Established in 1978, Shelton, Mindel & Associates is a leader in architectural, interior, and product solutions for corporate, cultural, academic, retail, and other clients. Founding partners Peter L. Shelton and Lee F. Mindel have applied their passion for building unified environments to the firm’s portfolio of projects, which includes the design of the Polo/Ralph Lauren headquarters. A member of the AD 100, the firm has garnered numerous awards, including over thirty AIA Awards, for its simple, strong, elegant designs. Shelton and Mindel were recognized as Deans of American Design in 2005, and both are in the Interior Design Hall of Fame.

Gustafson Guthrie Nichol

Gustafson Guthrie Nichol is a Seattle-based landscape-architecture practice that works throughout the Americas and Asia. Founded by partners Kathryn Gustafson, Jennifer Guthrie, and Shannon Nichol, the firm offers special experience in designing high-use landscapes in complex, urban contexts. The landform of each space is carefully shaped to feel serenely grounded in its context and comfortable at all times, whether bustling with crowds, offering moments of contemplation, or doing both at once. Gustafson Guthrie Nichol’s prominent projects include the Lurie Garden in Chicago, the Smithsonian’s Kogod Courtyard in Washington, D.C., and the new Bill and Melinda Gates Foundation Campus in Seattle.

Continuum

Founded in 1983 by Gianfranco Zaccai, Continuum is a global design and innovation consultancy that endeavors to improve people’s everyday lives. With its integrated team of researchers, strategists, designers, and technical specialists, the studio has created such innovative and successful products as the Pump™ line of athletic shoes for Reebok and the Swiffer™ line of floor cleaning products for Procter & Gamble. Its medical innovations include the Nala™ Patient Recovery chair and Compass™ Patient Room System for Herman Miller. Continuum has received extensive recognition throughout its history, including the 2011 Medical Device Excellence Award for its Avedro Keraflex Vision Correction Device.
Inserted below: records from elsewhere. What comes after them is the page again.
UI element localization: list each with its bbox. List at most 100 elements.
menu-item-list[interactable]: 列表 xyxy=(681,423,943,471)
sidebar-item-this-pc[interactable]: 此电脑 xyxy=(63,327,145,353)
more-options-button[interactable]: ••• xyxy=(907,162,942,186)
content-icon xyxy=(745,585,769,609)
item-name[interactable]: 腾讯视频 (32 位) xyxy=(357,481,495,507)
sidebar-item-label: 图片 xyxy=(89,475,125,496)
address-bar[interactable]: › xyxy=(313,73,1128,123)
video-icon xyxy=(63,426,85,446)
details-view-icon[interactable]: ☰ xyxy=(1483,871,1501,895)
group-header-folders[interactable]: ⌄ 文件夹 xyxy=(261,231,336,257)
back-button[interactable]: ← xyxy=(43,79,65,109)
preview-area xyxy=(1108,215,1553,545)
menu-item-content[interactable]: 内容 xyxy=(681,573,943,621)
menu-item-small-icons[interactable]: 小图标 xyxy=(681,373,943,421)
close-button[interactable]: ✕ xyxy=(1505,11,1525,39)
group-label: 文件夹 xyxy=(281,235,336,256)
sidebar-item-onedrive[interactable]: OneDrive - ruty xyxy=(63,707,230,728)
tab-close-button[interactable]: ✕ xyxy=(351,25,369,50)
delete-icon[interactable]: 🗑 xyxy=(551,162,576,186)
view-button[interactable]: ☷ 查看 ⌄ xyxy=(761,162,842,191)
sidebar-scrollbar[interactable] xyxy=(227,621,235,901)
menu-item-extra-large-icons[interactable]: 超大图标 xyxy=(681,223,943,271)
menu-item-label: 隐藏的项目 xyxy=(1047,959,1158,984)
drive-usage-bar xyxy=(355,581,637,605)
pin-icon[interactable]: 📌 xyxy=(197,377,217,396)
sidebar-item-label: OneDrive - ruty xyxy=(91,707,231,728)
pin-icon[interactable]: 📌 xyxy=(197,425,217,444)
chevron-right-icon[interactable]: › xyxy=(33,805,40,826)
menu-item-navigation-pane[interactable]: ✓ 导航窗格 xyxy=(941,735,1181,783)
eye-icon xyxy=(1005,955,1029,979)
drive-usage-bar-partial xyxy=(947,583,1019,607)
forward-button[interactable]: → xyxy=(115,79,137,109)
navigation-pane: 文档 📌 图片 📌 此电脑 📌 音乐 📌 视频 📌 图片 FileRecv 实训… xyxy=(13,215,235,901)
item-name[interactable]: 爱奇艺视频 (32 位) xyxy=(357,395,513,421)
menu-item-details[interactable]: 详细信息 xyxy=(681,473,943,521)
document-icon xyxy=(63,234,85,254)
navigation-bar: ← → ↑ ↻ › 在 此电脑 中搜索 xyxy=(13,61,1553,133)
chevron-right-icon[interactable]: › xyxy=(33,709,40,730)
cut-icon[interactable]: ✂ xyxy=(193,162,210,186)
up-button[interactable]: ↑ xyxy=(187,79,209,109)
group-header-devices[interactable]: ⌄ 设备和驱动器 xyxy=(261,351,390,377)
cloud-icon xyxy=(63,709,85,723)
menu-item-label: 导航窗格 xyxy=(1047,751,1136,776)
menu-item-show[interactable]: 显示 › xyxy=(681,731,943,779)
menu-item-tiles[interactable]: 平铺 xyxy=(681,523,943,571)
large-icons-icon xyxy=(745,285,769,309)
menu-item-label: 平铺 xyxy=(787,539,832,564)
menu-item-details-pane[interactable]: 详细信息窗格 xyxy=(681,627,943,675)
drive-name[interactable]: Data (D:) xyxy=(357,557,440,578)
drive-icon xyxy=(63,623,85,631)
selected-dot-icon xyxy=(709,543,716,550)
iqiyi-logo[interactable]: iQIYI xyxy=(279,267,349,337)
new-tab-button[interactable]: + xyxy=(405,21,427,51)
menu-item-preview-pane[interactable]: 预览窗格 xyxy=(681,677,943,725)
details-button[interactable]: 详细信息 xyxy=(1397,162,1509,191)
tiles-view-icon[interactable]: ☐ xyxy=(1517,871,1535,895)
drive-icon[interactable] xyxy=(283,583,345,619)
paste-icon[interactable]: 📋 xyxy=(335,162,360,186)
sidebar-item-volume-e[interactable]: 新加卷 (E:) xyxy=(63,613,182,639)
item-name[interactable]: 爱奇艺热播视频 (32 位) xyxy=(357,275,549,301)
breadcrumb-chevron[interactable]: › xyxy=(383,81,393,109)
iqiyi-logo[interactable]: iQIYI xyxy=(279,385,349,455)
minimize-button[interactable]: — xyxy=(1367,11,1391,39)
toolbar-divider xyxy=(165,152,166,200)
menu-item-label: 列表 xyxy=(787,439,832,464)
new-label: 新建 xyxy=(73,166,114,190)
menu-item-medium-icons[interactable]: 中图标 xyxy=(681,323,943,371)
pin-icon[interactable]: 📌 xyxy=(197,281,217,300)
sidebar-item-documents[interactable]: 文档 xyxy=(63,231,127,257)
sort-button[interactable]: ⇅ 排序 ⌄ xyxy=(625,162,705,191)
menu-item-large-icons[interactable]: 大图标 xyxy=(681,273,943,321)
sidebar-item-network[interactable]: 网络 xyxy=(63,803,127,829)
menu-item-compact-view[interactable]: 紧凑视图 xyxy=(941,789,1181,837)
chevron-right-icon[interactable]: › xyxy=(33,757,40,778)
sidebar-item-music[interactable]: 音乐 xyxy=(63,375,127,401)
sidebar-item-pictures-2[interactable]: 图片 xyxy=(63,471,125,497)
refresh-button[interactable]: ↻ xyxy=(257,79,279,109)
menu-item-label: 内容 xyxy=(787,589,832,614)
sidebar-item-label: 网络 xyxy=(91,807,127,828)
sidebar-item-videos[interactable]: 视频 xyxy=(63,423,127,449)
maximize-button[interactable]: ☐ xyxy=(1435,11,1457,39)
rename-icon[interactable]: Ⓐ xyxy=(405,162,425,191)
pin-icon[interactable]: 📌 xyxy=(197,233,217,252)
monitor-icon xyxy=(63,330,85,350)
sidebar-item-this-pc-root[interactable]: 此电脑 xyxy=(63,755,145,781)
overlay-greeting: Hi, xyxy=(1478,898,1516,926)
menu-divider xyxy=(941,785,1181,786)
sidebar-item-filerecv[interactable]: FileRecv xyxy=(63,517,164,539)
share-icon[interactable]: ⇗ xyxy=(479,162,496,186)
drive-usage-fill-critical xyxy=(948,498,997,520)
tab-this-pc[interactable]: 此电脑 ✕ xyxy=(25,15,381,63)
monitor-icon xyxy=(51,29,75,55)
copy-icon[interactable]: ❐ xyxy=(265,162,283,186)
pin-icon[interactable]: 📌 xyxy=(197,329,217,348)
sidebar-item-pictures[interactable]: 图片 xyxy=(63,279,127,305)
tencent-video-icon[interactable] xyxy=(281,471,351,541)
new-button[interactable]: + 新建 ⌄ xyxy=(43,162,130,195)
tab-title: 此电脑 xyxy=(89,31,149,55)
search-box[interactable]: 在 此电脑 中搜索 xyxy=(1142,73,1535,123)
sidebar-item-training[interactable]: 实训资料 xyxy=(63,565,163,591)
Design Matters with Debbie Millman

Design Matters with Debbie Millman
Launched in 2005 on Voice America Business Network, Design Matters is now exclusively published on Design Observer and all broadcasts can be downloaded for free on iTunes. Under the editorial direction of William Drenttel, Design Observer encompasses five channels of programming and publishes more than 400 essays and features a year on design, urbanism, social innovation and visual culture. “Design Matters harnesses the power of online radio to communicate insights about design, great design minds and the lives of designers,” said Bill Moggridge, director of the museum. “I’m thrilled that the public has chosen to honor it.”